LOS ANGELES (Reuters) - Firebrand Arizona sheriff Joe Arpaio’s requirement that jail inmates wear pink underwear may be unconstitutional when applied to prisoners who haven’t been convicted of a crime, a federal appeals court said on Wednesday.
Two members of a three-judge appeal panel raised the issue while ruling for the majority in a related lawsuit against Arpaio and Maricopa County. But they stopped short of striking down the pink-underwear practice, saying it had not been formally challenged by plaintiffs in the case.
Pink underwear for male jail inmates is famously part of the tough stance against crime taken by Arpaio, the sheriff of Maricopa County who has come under fire by the U.S. Justice Department for a crackdown on illegal immigration that the government said involved racial profiling.
“Unexplained and undefended, the dress-out in pink appears to be punishment without legal justification,” U.S. Ninth Circuit Court of Appeals Judge John T. Noonan wrote for the majority.
Noonan said the U.S. Supreme Court allowed jail officials to use unpleasant measures so long as such moves served a legitimate purpose, such as the safety of the institution.
But the high court had ruled that arbitrary or purposeless requirements may be construed as punishments, which could not be imposed on people who had not been found guilty of a crime.
“It appears to us that this question is still open for exploration at trial on remand,” Noonan wrote of the pink underwear practice in a 12-page opinion.
“The parties have not raised the question of whether the dress-out procedure is in every case a violation of due process when applied to persons convicted of no crime.”

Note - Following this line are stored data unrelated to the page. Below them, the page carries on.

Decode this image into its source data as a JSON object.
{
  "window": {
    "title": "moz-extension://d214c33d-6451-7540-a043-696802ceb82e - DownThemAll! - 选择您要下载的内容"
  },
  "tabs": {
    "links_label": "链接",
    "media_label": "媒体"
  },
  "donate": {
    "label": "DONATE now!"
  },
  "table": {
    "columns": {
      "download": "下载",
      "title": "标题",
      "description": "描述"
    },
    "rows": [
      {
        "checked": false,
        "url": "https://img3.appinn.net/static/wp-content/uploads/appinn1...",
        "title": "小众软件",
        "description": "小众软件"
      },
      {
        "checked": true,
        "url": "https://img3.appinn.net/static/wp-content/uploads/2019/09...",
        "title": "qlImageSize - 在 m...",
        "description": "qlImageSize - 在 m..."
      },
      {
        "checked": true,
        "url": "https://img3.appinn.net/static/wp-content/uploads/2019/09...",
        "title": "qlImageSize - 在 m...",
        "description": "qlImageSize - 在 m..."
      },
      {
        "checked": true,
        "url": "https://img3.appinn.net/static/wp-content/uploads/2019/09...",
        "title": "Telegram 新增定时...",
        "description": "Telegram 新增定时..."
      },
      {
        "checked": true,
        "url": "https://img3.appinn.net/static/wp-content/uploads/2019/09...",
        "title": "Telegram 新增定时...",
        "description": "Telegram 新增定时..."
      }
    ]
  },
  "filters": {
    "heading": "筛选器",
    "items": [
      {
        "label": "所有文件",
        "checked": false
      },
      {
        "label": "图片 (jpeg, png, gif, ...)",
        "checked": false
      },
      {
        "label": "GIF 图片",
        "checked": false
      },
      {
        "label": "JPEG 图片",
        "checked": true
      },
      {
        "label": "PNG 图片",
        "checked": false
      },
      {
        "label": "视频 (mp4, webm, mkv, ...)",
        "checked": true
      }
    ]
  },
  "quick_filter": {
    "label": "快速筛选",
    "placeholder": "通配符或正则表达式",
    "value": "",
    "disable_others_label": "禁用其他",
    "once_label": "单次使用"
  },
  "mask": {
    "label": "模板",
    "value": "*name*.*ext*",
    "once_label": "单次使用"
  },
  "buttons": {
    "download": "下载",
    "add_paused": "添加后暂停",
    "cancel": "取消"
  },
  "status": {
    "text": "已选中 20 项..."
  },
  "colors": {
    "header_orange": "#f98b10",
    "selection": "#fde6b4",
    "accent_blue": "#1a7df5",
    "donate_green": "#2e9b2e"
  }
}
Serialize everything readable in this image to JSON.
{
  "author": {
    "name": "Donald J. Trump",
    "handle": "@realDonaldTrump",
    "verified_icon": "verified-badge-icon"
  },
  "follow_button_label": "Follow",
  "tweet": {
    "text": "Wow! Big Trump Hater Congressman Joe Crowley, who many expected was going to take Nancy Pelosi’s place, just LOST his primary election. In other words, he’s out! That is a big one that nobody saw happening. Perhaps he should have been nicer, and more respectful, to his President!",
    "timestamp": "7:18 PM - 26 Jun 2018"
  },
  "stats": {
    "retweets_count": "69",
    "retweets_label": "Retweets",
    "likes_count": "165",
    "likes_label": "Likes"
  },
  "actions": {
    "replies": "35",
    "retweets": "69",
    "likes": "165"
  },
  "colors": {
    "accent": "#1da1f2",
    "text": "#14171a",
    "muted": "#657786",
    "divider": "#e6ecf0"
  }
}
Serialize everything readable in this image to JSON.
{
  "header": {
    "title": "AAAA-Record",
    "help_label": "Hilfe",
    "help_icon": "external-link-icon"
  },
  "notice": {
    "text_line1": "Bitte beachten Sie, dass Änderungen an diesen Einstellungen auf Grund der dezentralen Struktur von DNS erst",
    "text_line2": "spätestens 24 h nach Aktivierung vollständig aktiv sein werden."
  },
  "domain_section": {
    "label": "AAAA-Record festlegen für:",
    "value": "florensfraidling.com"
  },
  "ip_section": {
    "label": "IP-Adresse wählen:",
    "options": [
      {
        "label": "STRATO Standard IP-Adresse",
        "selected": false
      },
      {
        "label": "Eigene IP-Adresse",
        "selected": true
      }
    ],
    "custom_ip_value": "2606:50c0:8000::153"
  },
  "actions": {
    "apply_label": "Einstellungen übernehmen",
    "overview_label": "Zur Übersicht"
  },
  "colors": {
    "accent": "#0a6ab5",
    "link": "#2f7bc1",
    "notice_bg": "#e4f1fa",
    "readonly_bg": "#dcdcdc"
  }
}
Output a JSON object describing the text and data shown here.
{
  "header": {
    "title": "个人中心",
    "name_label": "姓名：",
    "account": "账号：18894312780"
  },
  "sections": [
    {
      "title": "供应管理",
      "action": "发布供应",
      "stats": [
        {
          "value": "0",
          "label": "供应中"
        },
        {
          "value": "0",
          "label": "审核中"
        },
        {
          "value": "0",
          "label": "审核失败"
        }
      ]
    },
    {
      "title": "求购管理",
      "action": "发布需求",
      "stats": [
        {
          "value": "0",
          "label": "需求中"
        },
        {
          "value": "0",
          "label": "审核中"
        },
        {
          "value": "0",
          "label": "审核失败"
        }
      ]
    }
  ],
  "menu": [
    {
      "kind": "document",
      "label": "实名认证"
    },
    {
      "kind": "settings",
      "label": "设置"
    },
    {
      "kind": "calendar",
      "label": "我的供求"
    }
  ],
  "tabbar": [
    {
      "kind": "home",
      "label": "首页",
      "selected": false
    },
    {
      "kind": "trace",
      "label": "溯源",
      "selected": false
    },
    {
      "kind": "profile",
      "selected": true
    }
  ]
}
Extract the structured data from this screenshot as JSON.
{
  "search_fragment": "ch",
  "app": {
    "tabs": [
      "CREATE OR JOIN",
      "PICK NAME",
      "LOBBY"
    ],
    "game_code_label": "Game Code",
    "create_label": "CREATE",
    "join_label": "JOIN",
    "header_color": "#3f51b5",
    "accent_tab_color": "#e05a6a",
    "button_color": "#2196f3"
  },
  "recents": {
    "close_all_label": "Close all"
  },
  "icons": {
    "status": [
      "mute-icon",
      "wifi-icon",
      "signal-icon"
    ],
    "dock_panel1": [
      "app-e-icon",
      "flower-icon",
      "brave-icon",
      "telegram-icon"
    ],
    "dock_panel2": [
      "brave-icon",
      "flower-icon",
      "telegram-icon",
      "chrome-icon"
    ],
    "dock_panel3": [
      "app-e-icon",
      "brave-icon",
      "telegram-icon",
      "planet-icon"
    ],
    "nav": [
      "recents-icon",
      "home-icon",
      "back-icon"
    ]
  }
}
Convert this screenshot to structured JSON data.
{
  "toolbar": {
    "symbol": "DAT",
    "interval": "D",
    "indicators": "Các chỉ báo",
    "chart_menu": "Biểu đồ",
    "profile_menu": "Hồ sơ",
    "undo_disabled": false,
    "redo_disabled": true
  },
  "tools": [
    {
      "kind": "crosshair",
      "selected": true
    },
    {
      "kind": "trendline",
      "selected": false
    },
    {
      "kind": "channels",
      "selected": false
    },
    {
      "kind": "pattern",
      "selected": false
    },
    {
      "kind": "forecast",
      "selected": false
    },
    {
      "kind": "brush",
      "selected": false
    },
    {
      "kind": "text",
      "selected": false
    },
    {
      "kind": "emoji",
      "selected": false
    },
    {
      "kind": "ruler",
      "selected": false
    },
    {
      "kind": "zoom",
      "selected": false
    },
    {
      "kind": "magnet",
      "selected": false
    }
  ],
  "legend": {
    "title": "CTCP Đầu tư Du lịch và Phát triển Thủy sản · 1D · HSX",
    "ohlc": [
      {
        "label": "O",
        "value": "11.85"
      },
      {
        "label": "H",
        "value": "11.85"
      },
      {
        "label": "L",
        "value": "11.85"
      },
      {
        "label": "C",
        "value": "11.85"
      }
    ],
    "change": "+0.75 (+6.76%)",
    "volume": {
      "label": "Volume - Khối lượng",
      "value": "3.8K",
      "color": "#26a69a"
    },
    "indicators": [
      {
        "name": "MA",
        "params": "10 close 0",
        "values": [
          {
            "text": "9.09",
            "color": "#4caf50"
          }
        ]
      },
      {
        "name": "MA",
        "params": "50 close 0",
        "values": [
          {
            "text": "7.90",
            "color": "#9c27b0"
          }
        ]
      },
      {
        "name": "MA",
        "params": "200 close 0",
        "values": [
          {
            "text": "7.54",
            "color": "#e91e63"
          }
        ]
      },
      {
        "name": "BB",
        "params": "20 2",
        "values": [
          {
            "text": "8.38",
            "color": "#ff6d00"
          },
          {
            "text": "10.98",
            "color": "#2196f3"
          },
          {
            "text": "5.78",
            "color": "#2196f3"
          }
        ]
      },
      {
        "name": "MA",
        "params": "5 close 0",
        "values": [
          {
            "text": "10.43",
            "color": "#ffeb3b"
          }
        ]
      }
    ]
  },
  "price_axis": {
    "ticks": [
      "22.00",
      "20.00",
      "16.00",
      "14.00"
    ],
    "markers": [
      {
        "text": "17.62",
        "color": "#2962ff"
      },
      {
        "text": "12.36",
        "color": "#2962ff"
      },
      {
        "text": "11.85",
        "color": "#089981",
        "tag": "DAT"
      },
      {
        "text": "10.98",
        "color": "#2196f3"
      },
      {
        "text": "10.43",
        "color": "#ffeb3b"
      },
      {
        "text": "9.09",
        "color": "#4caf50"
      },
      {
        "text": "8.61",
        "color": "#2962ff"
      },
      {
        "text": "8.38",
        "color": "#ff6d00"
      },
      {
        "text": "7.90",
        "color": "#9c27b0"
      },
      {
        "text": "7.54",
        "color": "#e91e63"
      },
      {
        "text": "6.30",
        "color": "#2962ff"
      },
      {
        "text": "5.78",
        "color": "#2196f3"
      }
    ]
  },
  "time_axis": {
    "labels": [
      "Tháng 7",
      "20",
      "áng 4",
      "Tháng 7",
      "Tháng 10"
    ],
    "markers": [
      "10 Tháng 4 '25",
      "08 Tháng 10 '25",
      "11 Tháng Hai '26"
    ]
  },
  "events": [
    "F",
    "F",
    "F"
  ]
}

The opinion comes just months after the U.S. Justice Department found that Arpaio and his deputies had violated civil rights laws by racially profiling Latinos and making unlawful arrests in an attempt to crack down on illegal immigration.
A spokesperson for the Maricopa County Sheriff’s office could not immediately be reached for comment on the matter.
The Ninth Circuit took up the pink-underwear policy in reinstating a lawsuit against Arpaio and Maricopa County by the estate of a mentally ill man who died of an acute cardiac arrhythmia in 2001, weeks after being forcibly dressed in the underwear by jail officers.
Attorneys for Eric Vogel’s estate did not argue that the practice itself was unconstitutional but said guards who were aware of his mental condition should not have subjected him to the dress-out procedure.
A jury returned a verdict on behalf of the defendants in the case after the trial judge limited testimony by Vogel’s mother and sister recounting his state of mind following the jail incident, a ruling that the majority of the Ninth Circuit panel said was erroneous and prejudicial.